Editor’s note: Michael Sanky is global industry lead of healthcare and life sciences at Databricks, an enterprise software company.
As pervasive health disparities in the U.S. continue to widen, data and artificial intelligence offer the potential to help close that gap. New technologies can analyze large, diverse data sets, informing the work of researchers, decision makers and policymakers across healthcare. If done correctly, AI can ultimately improve care delivery, advance proactive healthcare planning and predictive treatments, reduce clinician burnout and drive better patient outcomes.
To this end, we’ve already seen groundbreaking advancements that move the needle in healthcare. For example, more than 520 medical AI tools were approved by the Food and Drug Administration in November 2022 alone.
The challenges with using AI in healthcare services start with data sets that are not always representative of the people and communities being served. If AI systems are trained on data sets that under-represent certain populations, they will create bias in the algorithms and recommendations, that likely will exacerbate health disparities.

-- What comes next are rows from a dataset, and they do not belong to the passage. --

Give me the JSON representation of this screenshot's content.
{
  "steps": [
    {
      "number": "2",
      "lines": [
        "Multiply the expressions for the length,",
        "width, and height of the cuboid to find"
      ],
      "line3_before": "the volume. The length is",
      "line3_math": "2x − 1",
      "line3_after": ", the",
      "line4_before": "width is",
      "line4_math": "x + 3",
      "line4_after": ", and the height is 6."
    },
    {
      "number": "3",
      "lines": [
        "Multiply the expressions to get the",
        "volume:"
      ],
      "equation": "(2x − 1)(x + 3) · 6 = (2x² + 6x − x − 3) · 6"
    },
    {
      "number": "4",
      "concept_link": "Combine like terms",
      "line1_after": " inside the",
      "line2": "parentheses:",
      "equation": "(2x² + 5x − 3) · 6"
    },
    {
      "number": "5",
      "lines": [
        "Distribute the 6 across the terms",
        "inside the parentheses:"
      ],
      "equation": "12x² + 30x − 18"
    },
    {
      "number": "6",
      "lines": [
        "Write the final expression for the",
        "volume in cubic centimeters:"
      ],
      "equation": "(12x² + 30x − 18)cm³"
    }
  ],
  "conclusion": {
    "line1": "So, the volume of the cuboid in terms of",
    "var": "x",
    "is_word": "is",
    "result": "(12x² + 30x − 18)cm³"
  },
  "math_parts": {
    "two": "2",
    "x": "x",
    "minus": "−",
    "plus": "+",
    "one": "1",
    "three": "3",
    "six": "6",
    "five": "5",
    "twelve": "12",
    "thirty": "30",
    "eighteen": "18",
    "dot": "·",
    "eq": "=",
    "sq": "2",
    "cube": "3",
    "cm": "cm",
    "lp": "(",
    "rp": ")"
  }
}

It’s up to us as healthcare and technology leaders to build equitable, fair AI systems to better support patients — and it starts with data. Here’s how:
Trust and governance are essential
Due to geographic sprawl and the absence of a universal healthcare system, U.S. data sets are single-center and difficult to access. As a result, bias crops up. Research in 2020 found that data cohorts from just three states — California, Massachusetts and New York — were disproportionately used to train clinical deep learning algorithms, “with little to no representation from the remaining 47 states.” That means that a lot of the data technologists and healthcare professionals are relying on to deliver care isn’t representative of the makeup of their local populations.

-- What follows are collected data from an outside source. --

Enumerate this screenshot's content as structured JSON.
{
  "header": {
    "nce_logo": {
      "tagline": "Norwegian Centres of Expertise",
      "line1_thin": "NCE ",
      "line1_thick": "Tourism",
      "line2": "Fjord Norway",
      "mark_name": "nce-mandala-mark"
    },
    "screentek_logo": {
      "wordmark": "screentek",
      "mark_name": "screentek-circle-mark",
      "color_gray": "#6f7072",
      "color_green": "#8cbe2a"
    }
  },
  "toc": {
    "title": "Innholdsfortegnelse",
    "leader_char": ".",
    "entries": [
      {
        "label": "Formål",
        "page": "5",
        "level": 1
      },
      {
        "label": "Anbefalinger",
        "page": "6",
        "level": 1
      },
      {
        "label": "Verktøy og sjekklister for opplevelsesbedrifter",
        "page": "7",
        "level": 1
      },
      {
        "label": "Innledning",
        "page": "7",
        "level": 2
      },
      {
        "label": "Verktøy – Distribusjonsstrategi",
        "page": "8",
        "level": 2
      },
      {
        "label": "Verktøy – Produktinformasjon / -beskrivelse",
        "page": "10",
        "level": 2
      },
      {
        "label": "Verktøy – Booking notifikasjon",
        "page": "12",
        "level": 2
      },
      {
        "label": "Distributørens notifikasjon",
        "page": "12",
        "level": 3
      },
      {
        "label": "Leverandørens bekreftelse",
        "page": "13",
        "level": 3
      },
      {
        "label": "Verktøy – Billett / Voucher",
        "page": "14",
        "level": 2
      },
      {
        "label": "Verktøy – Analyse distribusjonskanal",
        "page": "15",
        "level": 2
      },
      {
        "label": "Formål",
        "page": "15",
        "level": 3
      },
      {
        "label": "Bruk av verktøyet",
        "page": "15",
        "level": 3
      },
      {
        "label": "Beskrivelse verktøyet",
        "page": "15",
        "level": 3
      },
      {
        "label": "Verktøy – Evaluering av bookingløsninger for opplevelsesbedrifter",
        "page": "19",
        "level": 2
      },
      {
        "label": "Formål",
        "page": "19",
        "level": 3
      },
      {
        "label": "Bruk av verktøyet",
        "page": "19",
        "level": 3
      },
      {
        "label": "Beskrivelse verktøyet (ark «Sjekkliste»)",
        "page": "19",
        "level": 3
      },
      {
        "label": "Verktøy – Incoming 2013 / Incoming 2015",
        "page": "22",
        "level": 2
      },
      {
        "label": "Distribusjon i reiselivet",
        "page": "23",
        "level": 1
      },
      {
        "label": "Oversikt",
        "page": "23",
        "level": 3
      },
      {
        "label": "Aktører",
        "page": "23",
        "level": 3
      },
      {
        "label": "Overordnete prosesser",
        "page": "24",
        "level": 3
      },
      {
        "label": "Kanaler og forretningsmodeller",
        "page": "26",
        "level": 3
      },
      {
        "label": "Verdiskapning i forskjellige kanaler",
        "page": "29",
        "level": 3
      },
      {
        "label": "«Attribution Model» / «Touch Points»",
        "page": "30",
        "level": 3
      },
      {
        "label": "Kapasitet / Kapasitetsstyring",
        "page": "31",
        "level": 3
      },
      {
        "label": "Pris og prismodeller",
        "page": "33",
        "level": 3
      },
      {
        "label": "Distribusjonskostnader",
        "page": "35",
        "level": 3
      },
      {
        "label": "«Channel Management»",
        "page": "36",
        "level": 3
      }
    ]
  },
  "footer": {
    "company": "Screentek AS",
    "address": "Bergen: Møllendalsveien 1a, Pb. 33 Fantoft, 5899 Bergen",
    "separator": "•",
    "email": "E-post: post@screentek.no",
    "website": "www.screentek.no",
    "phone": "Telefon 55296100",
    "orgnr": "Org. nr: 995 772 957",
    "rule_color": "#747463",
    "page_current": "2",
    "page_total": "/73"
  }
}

This problem only worsens when you consider the broader picture. Social determinants of health greatly impact health equity, accounting for between 30% to 55% of health outcomes. These non-medical socioeconomic factors like where people are born, grow up, work and live, are central to understanding gaps, needs and opportunities for improvement.
While some of this data does exist in various state and county departments, decision makers and researchers are often unable to access it in a way that allows for effective analysis. They still need computing infrastructure and power, access to a data platform, data engineering tools and compute and analytic tools to perform the analysis. But, more often than not, data is disaggregated (i.e. not specific enough to subpopulations), low-quality or based on small sample sets.
Trust is a critical element to the equation, as patient engagement can bolster our data sets. Participation from users of both open source and commercial data platforms can help build high-quality real-world data so AI models can learn from unbiased data. Genetic biomarkers, for example, are vital data to help develop drugs that can prevent and treat disease. But many patient populations don’t have sufficient trust in the system to make this happen; we must build trust by communicating how data is used, safeguarding data privacy and investing in education around the importance of good data.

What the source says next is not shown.